Quinella – This is slightly easier. Once again you are betting on two horses to finish 1st and 2nd but they can finish in any order. The odds aren’t as generous as an exacta but still pay more than a ‘Win Bet’.
Horse Racing Events:
There are a number of top class horse races throughout the calendar year which are watched by millions of viewers and can prove very profitable for bettors.
Some of the major Canadian races include the North America Cup which takes place at Mohawk in June. The prize is $1,500,000 to the winner. There’s also the Canadian International Stakes at Woodbine which attracts a high class field as well as the Woodbine Mile.
Bets can be placed on the majority of these events throughout the year as the contenders impress or fail to impress in their various warm up races ahead of the event.
The Canadian Triple Crown also attracts plenty of interest and takes place across July and August. Horses will compete in all three of the events in an attempt to earn the Triple Crown. They are run on three different surfaces and are: The Queens Plate at Woodbine, Prince of Wales Stakes at Fort Erie and the Breeders Stakes also at Woodbine. The prizes on offer for both trainers and owners are huge.

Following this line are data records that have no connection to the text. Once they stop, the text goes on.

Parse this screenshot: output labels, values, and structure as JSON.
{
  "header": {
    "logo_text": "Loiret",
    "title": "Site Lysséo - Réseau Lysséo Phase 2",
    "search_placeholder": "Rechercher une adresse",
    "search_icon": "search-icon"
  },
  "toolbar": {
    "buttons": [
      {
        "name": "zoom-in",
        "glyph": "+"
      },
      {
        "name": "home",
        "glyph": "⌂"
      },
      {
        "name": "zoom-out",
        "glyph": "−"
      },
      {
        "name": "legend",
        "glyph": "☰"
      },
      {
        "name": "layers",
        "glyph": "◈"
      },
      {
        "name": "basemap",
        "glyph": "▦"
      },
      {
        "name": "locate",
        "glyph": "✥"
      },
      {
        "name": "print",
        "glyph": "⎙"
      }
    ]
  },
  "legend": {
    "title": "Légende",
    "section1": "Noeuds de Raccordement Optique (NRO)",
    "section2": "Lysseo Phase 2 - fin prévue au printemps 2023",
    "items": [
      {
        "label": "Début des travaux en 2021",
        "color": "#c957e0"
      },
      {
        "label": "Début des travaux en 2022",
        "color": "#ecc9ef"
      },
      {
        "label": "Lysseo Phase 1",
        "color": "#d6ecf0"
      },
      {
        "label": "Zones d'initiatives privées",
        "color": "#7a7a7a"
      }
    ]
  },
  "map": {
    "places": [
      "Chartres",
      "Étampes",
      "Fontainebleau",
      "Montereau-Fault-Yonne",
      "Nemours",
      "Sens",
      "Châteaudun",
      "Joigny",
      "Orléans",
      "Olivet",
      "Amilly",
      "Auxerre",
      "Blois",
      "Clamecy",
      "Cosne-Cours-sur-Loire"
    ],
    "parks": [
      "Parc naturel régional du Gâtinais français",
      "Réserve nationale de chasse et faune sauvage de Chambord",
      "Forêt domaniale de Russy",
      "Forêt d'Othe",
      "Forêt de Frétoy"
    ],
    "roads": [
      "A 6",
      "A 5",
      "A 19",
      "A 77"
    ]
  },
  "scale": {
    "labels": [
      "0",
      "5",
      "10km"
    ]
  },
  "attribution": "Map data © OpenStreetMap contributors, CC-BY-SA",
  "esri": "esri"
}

This always follows on from the US Triple Crown which attracts more media coverage and is watched by viewers in Canada and all around the world.
These are: The Preakness Stakes, The Belmont Stakes and the Kentucky Derby.

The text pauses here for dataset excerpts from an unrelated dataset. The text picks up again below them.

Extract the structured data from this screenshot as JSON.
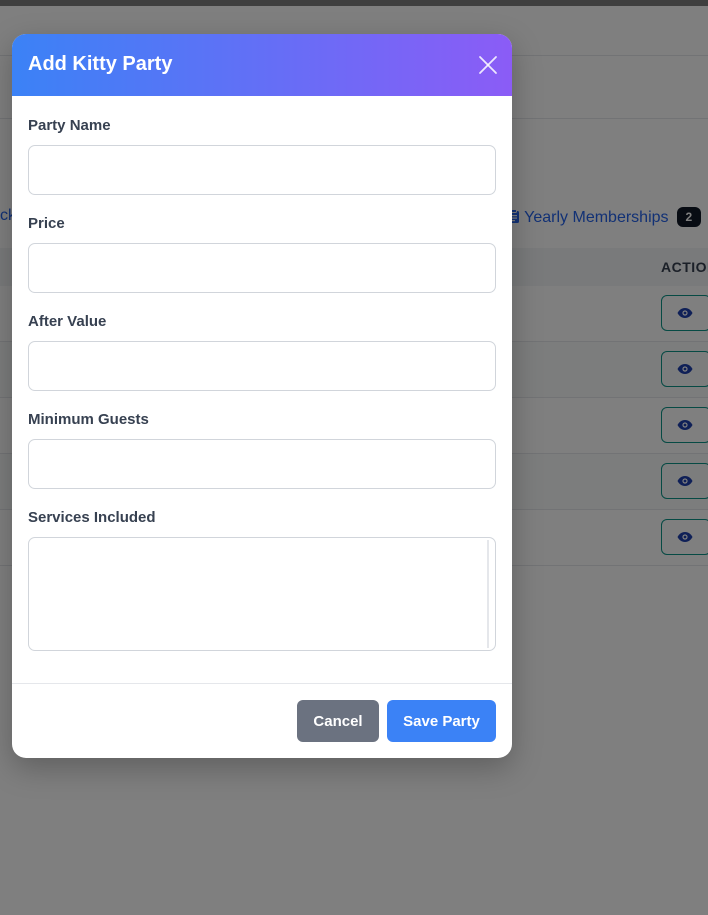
{
  "background": {
    "tab_left_fragment": "cka",
    "tab_right": {
      "icon": "clipboard-icon",
      "label": "Yearly Memberships",
      "badge": "2"
    },
    "table": {
      "action_header": "ACTION",
      "rows": 5,
      "row_action_icon": "eye-icon"
    }
  },
  "modal": {
    "title": "Add Kitty Party",
    "close_icon": "close-icon",
    "fields": {
      "party_name": {
        "label": "Party Name",
        "value": ""
      },
      "price": {
        "label": "Price",
        "value": ""
      },
      "after_value": {
        "label": "After Value",
        "value": ""
      },
      "minimum_guests": {
        "label": "Minimum Guests",
        "value": ""
      },
      "services_included": {
        "label": "Services Included",
        "value": ""
      }
    },
    "buttons": {
      "cancel": "Cancel",
      "save": "Save Party"
    }
  },
  "colors": {
    "header_gradient_start": "#3b82f6",
    "header_gradient_end": "#8b5cf6",
    "save_button": "#3b82f6",
    "cancel_button": "#6b7280",
    "overlay": "rgba(0,0,0,0.5)"
  }
}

Like all sports betting, it takes patience, study and a keen eye for detail to be successful when wagering on horse racing.
It’s always a good idea to check the previous form of the horse. Sometimes trainers can apply blinkers in a bid to improve its concentration and this can prove profitable. Any race-card will state if a horse is wearing blinkers for the first time.
Certain trainers target particular races each year. If one trainer has won at race at Woodbine for the last three years and enters a horse again this year, the likelihood is that he/she has waited for this race to come around before declaring this runner.
Other trainers have a good record with horses making their firstF start at a racetrack whilst others prefer the turf or even a synthetic surface. All these should be checked pre-race with the majority of the information available online for free.
If a horse has been competing in decent events and suddenly drops down to weaker company this can often be a good indication whilst a trainer sending a horse to a track they don’t often frequent is another pointer.
If a horse finished strongly but can only claim 3rd or 4th position in a race, it’s often worth making a note and looking out for its future appearances.
There are a number of ways of assessing races and everybody will have their own strategy. Get to know your way around a racecourse and watch races carefully and you’ll soon develop an understanding of how each race is won and lost.